Identification of correct number of clusters
with high degree of overlap
O. Ammor1*, A. Lachkar2, K. Slaoui3, N. Rais4
1 Laboratoire de Modélisation et Calcul Scientifique. FSTF Université Sidi Mohammed Ben AbdellahFès, Morocco.
2 Laboratoire LEIB. Dept Informatique. E.S.T.M, Université Moulay Ismail. Morocco
3 Laboratoire LESSI .Faculté des sciences Dhar Mehraz, Université Sidi Mohammed Ben Abdellah, Fès, Morocco
4 Laboratoire ISQ. Faculté des Sciences Dhar Mehraz, Université Sidi Mohammed Ben Abdellah Fès, Morocco
* Corresponding author.
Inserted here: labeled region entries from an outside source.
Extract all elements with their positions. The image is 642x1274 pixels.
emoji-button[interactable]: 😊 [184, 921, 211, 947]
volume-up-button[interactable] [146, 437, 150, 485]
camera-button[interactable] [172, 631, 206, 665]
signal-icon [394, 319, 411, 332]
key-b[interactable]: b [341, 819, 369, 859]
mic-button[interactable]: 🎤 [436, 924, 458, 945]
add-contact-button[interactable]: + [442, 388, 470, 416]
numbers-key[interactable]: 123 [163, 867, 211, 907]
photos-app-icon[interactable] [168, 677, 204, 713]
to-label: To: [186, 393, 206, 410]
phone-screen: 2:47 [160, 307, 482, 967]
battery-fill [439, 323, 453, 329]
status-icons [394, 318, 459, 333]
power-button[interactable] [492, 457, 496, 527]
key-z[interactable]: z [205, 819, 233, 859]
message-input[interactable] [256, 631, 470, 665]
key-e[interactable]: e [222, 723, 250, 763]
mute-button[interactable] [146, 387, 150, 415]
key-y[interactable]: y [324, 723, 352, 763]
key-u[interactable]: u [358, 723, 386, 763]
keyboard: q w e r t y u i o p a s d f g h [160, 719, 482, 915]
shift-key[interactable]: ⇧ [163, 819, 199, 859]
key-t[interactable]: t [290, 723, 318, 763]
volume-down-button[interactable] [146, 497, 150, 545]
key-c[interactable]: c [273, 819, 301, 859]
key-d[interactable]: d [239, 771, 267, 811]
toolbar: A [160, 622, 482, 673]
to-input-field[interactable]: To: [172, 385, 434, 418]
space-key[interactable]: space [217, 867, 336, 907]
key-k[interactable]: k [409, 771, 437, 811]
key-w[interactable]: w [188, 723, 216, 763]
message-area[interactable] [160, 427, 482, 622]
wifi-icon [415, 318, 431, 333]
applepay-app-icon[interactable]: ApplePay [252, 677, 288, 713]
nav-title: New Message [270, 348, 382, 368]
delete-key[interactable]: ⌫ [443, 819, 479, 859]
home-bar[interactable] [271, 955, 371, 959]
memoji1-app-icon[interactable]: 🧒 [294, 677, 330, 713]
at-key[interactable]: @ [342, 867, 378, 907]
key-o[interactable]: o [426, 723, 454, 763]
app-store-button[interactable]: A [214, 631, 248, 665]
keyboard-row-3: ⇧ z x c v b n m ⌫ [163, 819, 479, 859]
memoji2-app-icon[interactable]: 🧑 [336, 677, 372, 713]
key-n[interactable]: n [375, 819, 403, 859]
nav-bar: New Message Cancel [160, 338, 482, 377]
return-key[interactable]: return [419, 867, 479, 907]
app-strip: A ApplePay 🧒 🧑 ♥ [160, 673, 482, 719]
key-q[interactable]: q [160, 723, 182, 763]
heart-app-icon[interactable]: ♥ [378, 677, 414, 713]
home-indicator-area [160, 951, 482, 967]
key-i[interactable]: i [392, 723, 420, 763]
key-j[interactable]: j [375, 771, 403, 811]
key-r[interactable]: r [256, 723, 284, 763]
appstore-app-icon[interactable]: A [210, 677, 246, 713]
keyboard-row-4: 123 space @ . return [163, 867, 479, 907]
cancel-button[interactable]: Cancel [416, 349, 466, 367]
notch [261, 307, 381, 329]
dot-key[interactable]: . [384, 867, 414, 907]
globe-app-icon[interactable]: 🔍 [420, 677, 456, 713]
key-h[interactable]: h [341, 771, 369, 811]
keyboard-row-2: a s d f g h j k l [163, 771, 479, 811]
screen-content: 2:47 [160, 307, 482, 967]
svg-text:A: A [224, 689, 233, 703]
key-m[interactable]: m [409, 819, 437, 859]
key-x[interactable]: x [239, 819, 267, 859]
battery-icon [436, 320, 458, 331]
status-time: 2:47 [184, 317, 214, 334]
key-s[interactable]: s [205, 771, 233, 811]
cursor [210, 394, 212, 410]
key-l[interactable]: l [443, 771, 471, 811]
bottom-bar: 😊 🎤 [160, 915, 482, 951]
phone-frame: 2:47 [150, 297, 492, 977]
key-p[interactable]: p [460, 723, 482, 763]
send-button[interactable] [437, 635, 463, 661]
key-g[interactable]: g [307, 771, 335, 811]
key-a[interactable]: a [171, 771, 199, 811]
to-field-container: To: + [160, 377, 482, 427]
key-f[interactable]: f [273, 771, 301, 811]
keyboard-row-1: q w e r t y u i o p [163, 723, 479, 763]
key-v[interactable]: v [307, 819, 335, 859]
E-mail:firstname.lastname@example.org
Received: 12 November 2006; revised version accepted:06 March 2007
Many validity indexes have been proposed to evaluate clustering results. They usually have a tendency to fail in selecting the right number of clusters when dealing with overlapping clusters such as the IRIS data. To overcome this limitation, in this paper, a new cluster validity index based on Maximum Entropy Principle, named VMEP, is proposed. VMEP allows finding the correct number of clusters, and can deal successfully with or without the presence of overlap, even when this later is higher between clusters. Many simulated and real examples are presented, showing the superiority of VMEP to the existing indexes.
Keywords: Clusters validity; Optimal Clusters Number; Overlapping Clusters; Unsupervised Clustering; Maximum Entropy Principe (MEP).